En vérité, à mes débuts, je rêvais d’être Godard, Fellini, Truffaut ou Resnais ! Avec Bergman et Antonioni, ce sont les cinéastes qui m’ont donné envie de faire ce métier. Je fais partie d’une génération de réalisateurs qui n’avaient pas les yeux tournés vers Hollywood. Nous voulions être Européens !

Comment choisissez-vous vos lieux de tournage ? Les pays vous font des propositions financières ?

- Oui. On m’approche pour me dire : "Faites un film à Rio, ou à Stockholm, ou à Buenos Aires, et on vous financera". J’ai même eu des propositions en Israël et en Russie. Je n’accepte qu’à la condition d’avoir un scénario qui fonctionne dans ce décor. 

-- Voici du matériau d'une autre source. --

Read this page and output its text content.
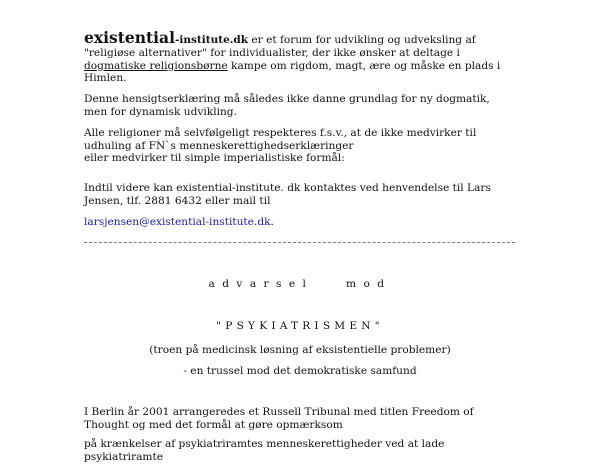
existential-institute.dk er et forum for udvikling og udveksling af "religiøse alternativer" for individualister, der ikke ønsker at deltage i dogmatiske religionsbørne kampe om rigdom, magt, ære og måske en plads i Himlen.

Denne hensigtserklæring må således ikke danne grundlag for ny dogmatik, men for dynamisk udvikling.

Alle religioner må selvfølgeligt respekteres f.s.v., at de ikke medvirker til udhuling af FN`s menneskerettighedserklæringer
eller medvirker til simple imperialistiske formål:

Indtil videre kan existential-institute. dk kontaktes ved henvendelse til Lars Jensen, tlf. 2881 6432 eller mail til

larsjensen@existential-institute.dk.

advarsel mod
"PSYKIATRISMEN"
(troen på medicinsk løsning af eksistentielle problemer)
- en trussel mod det demokratiske samfund
I Berlin år 2001 arrangeredes et Russell Tribunal med titlen Freedom of Thought og med det formål at gøre opmærksom
på krænkelser af psykiatriramtes menneskerettigheder ved at lade psykiatriramte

Ma sœur, qui produit mes films, est allée à Rio, puis en Argentine. Elle s’assure que tout est ok, et il me revient de trouver une idée. Pas une idée qui pourrait être réalisée n’importe où, mais qui soit en phase avec l’esprit du lieu. Si je dois tourner à Rio, je veux que ce scénario ne soit possible qu’à Rio. Rien n’est interchangeable. C’est la condition la plus difficile. Je n’aurais pas pu tourner "Vicky Cristina Barcelona" à Helsinki. Car, si je suis à l’aise à Paris, où j’ai vécu plusieurs mois, je ne connais pas Helsinki ou Rio.
Ensuite, il y a les autres problèmes : la moitié des dialogues de "To Rome with love" étaient en italien. Je me suis mis à parler en Antonioni. Dieu merci, ses films sont presque muets.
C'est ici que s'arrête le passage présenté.